VTB und T-Bank folgen Sberbank in den Krypto-Handel
Sberbank handelt nicht allein. Auch Krypto-Dienste von VTB und T-Bank sind in Vorbereitung und zielen auf dieselben Kunden wie der Marktführer. Gleichzeitig betreibt die Moskauer Börse als zentrale Handelsplattform für russische Wertpapiere bereits Futures auf einen Bitcoin-Index. Der Wettbewerb um neue Konten beginnt somit, bevor der regulierte Handel startet.
Sberbank liegt vorerst vorn, da das Institut seit 2025 operative Erfahrung mit Krypto-Investmentprodukten für qualifizierte Anleger gesammelt hat.

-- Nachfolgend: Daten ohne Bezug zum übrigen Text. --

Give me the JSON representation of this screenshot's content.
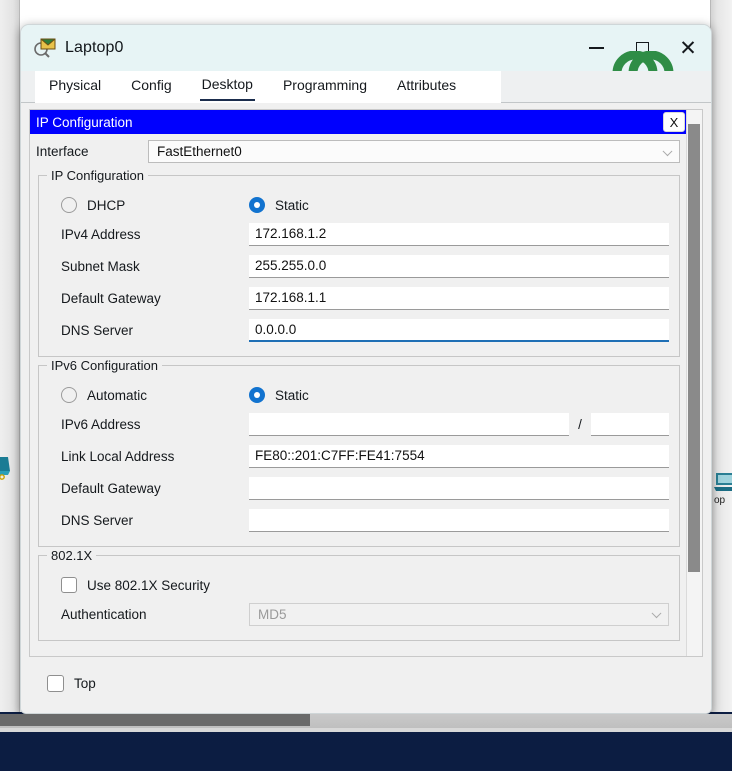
{
  "window": {
    "title": "Laptop0",
    "icon": "inspect-envelope-icon",
    "minimize_label": "minimize",
    "maximize_label": "maximize",
    "close_label": "✕",
    "watermark": "geeksforgeeks-logo"
  },
  "tabs": [
    {
      "label": "Physical",
      "active": false
    },
    {
      "label": "Config",
      "active": false
    },
    {
      "label": "Desktop",
      "active": true
    },
    {
      "label": "Programming",
      "active": false
    },
    {
      "label": "Attributes",
      "active": false
    }
  ],
  "panel": {
    "title": "IP Configuration",
    "close_label": "X"
  },
  "interface": {
    "label": "Interface",
    "value": "FastEthernet0"
  },
  "ipv4": {
    "group_title": "IP Configuration",
    "dhcp_label": "DHCP",
    "static_label": "Static",
    "mode": "static",
    "fields": [
      {
        "label": "IPv4 Address",
        "value": "172.168.1.2",
        "focused": false
      },
      {
        "label": "Subnet Mask",
        "value": "255.255.0.0",
        "focused": false
      },
      {
        "label": "Default Gateway",
        "value": "172.168.1.1",
        "focused": false
      },
      {
        "label": "DNS Server",
        "value": "0.0.0.0",
        "focused": true
      }
    ]
  },
  "ipv6": {
    "group_title": "IPv6 Configuration",
    "automatic_label": "Automatic",
    "static_label": "Static",
    "mode": "static",
    "address_label": "IPv6 Address",
    "address_value": "",
    "prefix_separator": "/",
    "prefix_value": "",
    "fields": [
      {
        "label": "Link Local Address",
        "value": "FE80::201:C7FF:FE41:7554"
      },
      {
        "label": "Default Gateway",
        "value": ""
      },
      {
        "label": "DNS Server",
        "value": ""
      }
    ]
  },
  "dot1x": {
    "group_title": "802.1X",
    "use_security_label": "Use 802.1X Security",
    "use_security_checked": false,
    "authentication_label": "Authentication",
    "authentication_value": "MD5",
    "authentication_disabled": true
  },
  "footer": {
    "top_label": "Top",
    "top_checked": false
  },
  "colors": {
    "panel_header": "#0000FE",
    "radio_selected": "#1273CF",
    "focus_underline": "#1F6FB5",
    "logo_green": "#2F8D46",
    "desktop": "#0F2350"
  }
}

Für die Konkurrenz wird der Dezember-Termin für den Wallet-Start damit zum Maßstab. Alle Anbieter arbeiten jedoch unter demselben Rahmen aus Registrierungspflicht und Anlegergrenzen. Die Lizenzfristen werden schließlich entscheiden, wie schnell die Wettbewerber aufholen.

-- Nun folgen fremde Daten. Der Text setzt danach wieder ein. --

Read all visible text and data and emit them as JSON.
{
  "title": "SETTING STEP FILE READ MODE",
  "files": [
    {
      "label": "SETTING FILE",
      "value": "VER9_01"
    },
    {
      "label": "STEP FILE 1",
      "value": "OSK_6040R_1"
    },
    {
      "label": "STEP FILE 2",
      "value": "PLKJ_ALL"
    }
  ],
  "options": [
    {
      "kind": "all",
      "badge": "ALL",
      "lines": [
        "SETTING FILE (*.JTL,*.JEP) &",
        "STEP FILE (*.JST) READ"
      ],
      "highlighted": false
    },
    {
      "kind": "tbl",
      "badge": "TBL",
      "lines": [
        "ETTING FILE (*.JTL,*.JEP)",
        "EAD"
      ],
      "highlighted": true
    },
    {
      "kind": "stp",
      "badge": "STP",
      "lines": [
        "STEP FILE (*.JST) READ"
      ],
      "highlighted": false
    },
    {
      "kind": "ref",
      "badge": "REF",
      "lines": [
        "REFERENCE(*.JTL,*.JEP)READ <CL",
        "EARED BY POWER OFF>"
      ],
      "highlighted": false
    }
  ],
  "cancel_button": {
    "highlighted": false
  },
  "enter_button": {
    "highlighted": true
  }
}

Krypto-Zahlungen im Außenhandel trotz US-Sanktionen
Der Gesetzgeber trennt Binnen- und Außenhandel strikt. Innerhalb Russlands verbietet das Gesetz weiterhin Zahlungen mit Kryptowährungen für Waren und Dienstleistungen. Der Rubel bleibt damit im Inland das einzige zulässige Zahlungsmittel. Im Gegensatz dazu erlaubt das Gesetz die grenzüberschreitende Abwicklung von Außenhandelsverträgen zwischen Gebietsansässigen und Nichtansässigen. Der Kanal steht Exporteuren und Importeuren offen, nicht aber dem Binnenhandel. Moskau hatte den Einsatz von Kryptowährungen im internationalen Handel bereits 2024 erlaubt, um westliche Sanktionen zu umgehen. Mit dem neuen Gesetz erhält diese Praxis erstmals einen festen rechtlichen Rahmen.
Die neue Rechtslage ändert nichts am US-Sanktionsregime. Transaktionen mit sanktionierten russischen Parteien fallen weiterhin unter die Regeln Washingtons. Ein EU-Sanktionspaket vom April 2026 untersagt Personen in der EU zudem, mit russischen Krypto-Dienstleistern Geschäfte zu machen. Für ausländische Gegenparteien bleibt der Zugang zum russischen Markt damit ein rechtliches Risiko. Im Inland entsteht ein rechtlicher Rahmen, aber keine Ausnahme von ausländischen Regeln. Letztlich setzt die Bank also vor allem auf die inländische Nachfrage.